Practice With Arithmetic Operators

Practice these programming examples to internalize these concepts.

5. Multiplication and Division

Like addition and subtraction, multiplication and division will look very similar to how they do in mathematics. The sign we'll use in Python for multiplication is * and the sign we'll use for division is /.

Here's an example of doing multiplication in Python with two float values:

k = 100.1
l = 10.1
print(k * l)


Output:

1011.0099999999999

When you divide in Python 3, your quotient will always be returned as a float, even if you use two integers:

m = 80
n = 5
print(m / n)


Output:

16.0

This is one of the major changes between Python 2 and Python 3. Python 3's approach provides a fractional answer so that when you use / to divide 11 by 2 the quotient of 5.5 will be returned.
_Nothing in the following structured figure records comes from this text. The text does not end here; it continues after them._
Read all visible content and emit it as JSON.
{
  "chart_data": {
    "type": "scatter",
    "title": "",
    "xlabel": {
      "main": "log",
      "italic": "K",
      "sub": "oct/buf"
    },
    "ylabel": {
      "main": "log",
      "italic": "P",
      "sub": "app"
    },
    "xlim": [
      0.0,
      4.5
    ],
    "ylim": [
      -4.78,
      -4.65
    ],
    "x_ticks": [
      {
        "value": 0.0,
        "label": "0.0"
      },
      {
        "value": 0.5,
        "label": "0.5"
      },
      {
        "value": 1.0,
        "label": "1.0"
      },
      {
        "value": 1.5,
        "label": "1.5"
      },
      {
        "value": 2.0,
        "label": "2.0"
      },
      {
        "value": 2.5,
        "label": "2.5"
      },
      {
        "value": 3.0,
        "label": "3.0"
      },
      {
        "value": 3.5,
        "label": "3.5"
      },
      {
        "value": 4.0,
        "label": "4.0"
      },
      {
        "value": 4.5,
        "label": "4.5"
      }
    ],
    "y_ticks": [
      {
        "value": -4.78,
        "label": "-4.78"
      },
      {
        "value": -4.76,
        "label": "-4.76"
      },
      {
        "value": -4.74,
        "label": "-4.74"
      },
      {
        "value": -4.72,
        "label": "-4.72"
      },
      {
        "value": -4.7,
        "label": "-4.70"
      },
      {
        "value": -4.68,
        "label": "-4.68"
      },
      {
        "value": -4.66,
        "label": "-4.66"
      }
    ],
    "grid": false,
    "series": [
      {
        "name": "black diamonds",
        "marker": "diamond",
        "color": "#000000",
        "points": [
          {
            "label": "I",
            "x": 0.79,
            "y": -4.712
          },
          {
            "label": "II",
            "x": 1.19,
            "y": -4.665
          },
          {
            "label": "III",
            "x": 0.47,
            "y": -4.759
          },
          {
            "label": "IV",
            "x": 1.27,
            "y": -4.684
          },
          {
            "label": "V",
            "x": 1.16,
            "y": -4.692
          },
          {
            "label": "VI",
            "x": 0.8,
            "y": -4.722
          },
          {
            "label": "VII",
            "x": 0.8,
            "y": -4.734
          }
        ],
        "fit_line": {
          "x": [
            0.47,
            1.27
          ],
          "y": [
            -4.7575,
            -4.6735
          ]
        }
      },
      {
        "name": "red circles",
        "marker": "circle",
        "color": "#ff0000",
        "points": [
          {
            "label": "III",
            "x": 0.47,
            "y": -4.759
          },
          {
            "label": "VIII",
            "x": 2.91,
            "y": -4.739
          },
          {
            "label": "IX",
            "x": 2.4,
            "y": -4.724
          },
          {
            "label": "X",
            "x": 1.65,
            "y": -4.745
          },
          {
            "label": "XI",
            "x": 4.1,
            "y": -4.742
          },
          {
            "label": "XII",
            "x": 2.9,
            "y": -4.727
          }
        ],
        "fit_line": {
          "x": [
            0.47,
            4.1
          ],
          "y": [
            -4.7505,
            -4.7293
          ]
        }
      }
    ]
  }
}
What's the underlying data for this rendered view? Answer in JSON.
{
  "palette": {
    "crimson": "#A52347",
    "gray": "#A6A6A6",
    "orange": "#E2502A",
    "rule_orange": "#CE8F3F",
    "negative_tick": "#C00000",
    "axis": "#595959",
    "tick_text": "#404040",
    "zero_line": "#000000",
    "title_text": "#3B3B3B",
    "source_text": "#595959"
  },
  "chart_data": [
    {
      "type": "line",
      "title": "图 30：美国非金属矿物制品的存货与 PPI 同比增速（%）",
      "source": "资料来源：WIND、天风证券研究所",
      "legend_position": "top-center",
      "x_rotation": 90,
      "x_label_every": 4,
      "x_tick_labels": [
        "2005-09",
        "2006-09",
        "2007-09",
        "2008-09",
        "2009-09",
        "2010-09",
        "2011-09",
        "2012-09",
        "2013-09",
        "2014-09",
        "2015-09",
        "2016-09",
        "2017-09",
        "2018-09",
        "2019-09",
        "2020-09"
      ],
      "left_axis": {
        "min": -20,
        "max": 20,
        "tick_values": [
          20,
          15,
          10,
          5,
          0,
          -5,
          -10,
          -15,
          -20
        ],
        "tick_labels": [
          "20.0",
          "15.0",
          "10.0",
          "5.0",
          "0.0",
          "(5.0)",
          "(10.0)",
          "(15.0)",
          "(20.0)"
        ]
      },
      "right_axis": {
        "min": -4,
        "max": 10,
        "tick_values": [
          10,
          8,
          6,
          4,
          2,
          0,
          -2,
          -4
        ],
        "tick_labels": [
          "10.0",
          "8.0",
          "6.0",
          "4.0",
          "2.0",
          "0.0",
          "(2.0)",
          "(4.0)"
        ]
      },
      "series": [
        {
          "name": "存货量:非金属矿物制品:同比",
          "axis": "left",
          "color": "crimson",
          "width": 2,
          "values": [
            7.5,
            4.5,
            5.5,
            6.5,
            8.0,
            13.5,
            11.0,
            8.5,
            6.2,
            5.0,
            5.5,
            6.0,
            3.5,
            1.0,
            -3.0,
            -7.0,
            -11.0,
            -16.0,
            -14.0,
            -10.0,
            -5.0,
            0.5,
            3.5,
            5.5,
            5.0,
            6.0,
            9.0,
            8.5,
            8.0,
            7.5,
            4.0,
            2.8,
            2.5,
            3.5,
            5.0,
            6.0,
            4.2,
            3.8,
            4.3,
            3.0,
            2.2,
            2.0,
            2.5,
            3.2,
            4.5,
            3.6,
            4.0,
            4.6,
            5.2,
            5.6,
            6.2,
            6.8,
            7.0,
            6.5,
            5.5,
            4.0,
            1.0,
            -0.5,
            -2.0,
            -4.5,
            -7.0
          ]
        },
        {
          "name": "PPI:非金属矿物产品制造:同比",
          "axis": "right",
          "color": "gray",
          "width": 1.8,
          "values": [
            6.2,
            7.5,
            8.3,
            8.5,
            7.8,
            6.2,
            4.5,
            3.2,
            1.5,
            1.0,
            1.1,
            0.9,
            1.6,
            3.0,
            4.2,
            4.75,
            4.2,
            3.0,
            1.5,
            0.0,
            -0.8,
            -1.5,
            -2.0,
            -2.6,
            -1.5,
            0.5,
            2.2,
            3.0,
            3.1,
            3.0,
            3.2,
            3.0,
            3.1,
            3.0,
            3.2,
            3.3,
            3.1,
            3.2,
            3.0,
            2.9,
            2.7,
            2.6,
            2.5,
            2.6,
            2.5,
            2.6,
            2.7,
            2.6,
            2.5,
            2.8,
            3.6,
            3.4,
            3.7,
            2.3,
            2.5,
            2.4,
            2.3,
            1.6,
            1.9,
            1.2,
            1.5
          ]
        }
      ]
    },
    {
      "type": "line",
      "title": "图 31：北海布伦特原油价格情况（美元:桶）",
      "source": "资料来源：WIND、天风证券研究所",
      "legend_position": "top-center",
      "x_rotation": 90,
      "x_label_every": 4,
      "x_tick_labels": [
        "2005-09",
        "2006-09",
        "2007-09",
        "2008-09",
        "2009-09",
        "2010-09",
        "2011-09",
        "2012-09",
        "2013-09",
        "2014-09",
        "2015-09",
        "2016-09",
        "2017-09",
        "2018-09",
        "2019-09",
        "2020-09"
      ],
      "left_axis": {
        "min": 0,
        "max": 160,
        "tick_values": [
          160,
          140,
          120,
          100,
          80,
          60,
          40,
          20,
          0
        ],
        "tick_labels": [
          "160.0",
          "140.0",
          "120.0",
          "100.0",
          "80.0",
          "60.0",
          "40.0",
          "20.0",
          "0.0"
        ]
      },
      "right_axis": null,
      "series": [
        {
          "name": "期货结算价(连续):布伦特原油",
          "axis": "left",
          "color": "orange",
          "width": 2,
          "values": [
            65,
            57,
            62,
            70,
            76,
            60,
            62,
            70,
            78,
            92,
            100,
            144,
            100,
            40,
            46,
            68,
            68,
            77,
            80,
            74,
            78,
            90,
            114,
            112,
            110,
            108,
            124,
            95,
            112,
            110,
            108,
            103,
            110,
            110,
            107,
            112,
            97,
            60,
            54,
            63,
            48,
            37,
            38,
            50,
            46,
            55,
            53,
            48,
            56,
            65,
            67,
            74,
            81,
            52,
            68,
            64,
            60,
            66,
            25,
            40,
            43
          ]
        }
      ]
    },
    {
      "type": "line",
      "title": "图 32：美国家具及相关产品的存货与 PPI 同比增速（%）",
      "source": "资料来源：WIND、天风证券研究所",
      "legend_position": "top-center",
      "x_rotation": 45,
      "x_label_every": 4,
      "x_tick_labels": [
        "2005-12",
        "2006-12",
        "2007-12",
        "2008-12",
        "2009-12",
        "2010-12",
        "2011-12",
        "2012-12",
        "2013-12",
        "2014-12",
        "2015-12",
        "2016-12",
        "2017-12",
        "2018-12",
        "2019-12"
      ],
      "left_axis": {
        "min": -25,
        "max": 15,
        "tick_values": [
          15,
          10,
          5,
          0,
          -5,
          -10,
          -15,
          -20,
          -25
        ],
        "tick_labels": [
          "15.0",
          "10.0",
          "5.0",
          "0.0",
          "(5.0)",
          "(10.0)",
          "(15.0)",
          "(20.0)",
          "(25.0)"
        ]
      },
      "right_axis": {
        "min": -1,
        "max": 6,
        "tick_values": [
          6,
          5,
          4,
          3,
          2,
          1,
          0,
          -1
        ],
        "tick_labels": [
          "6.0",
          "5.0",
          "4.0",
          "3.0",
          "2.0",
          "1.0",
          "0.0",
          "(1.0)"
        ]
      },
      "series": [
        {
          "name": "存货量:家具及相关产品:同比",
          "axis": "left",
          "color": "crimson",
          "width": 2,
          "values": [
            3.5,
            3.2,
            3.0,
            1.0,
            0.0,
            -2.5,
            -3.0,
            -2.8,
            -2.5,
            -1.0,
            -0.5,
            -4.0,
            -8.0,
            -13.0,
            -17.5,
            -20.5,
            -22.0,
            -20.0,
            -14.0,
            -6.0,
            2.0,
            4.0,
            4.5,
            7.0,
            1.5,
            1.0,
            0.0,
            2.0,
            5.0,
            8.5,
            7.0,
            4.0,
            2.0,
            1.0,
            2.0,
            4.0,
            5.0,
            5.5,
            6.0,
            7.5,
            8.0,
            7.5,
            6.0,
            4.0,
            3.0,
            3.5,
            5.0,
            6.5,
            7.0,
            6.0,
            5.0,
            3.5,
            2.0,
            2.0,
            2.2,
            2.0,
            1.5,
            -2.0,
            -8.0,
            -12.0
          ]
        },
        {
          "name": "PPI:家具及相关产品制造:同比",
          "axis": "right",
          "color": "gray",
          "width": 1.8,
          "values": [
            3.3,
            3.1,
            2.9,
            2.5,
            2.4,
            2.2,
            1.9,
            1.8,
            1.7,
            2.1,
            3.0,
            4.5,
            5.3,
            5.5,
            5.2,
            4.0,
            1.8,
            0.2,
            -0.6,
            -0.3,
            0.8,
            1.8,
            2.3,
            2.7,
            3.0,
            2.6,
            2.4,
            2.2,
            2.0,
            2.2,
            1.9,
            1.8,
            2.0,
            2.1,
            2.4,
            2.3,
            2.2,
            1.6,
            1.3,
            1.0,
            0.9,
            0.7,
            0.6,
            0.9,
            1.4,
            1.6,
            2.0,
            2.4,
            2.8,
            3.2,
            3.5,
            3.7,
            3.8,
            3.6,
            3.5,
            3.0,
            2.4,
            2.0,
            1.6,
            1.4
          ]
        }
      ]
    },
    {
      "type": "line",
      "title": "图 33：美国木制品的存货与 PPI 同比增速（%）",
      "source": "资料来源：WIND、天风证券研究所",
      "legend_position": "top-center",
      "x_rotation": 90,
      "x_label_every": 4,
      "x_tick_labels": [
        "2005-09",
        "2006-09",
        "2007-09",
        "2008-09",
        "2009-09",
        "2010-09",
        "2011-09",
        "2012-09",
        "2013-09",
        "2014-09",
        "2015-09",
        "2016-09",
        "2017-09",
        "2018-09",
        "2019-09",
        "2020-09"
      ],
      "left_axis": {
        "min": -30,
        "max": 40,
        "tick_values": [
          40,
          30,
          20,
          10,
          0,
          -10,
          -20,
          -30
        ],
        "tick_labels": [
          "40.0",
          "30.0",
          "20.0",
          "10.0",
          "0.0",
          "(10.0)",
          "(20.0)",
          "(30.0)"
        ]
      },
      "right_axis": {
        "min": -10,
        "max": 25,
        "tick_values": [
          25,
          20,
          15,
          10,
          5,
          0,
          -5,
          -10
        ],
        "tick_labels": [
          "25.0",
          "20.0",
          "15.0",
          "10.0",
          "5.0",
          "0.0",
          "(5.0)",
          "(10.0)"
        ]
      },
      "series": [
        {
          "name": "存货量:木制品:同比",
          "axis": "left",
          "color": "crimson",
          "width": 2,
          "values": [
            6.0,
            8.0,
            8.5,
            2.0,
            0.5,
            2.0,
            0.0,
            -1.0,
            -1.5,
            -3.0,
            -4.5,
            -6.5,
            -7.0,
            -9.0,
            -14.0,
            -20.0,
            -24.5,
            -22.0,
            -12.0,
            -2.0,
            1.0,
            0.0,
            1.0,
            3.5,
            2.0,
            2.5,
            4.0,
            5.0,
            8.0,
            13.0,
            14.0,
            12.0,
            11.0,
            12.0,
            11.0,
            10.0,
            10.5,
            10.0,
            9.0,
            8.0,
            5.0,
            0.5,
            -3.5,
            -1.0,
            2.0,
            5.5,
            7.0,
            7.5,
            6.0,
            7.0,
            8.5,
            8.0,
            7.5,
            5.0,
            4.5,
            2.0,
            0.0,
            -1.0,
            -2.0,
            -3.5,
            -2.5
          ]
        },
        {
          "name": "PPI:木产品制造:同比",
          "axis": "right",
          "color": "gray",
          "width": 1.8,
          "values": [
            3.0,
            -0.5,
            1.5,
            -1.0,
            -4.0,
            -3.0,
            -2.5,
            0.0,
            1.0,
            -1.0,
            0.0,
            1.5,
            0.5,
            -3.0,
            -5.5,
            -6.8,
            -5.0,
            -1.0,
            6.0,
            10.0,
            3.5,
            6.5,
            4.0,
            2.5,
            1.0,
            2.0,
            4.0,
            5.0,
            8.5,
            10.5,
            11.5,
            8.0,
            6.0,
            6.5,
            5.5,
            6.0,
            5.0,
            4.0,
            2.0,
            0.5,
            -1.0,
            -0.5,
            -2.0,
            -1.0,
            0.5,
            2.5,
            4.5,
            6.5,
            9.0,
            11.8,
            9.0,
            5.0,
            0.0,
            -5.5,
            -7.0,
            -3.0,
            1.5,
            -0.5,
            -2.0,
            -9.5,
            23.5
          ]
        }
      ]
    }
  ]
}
In Python 2 the quotient returned for the expression 11 / 2 is 5.

Python 2's / operator performs floor division, where for the quotient x the number returned is the largest integer less than or equal to x. If you run the above example of print(80 / 5) with Python 2 instead of Python 3, you'll receive 16 as the output without the decimal place.

In Python 3, you can use // to perform floor division. The expression 100 // 40 will return the value of 2. Floor division is useful when you need a quotient to be in whole numbers.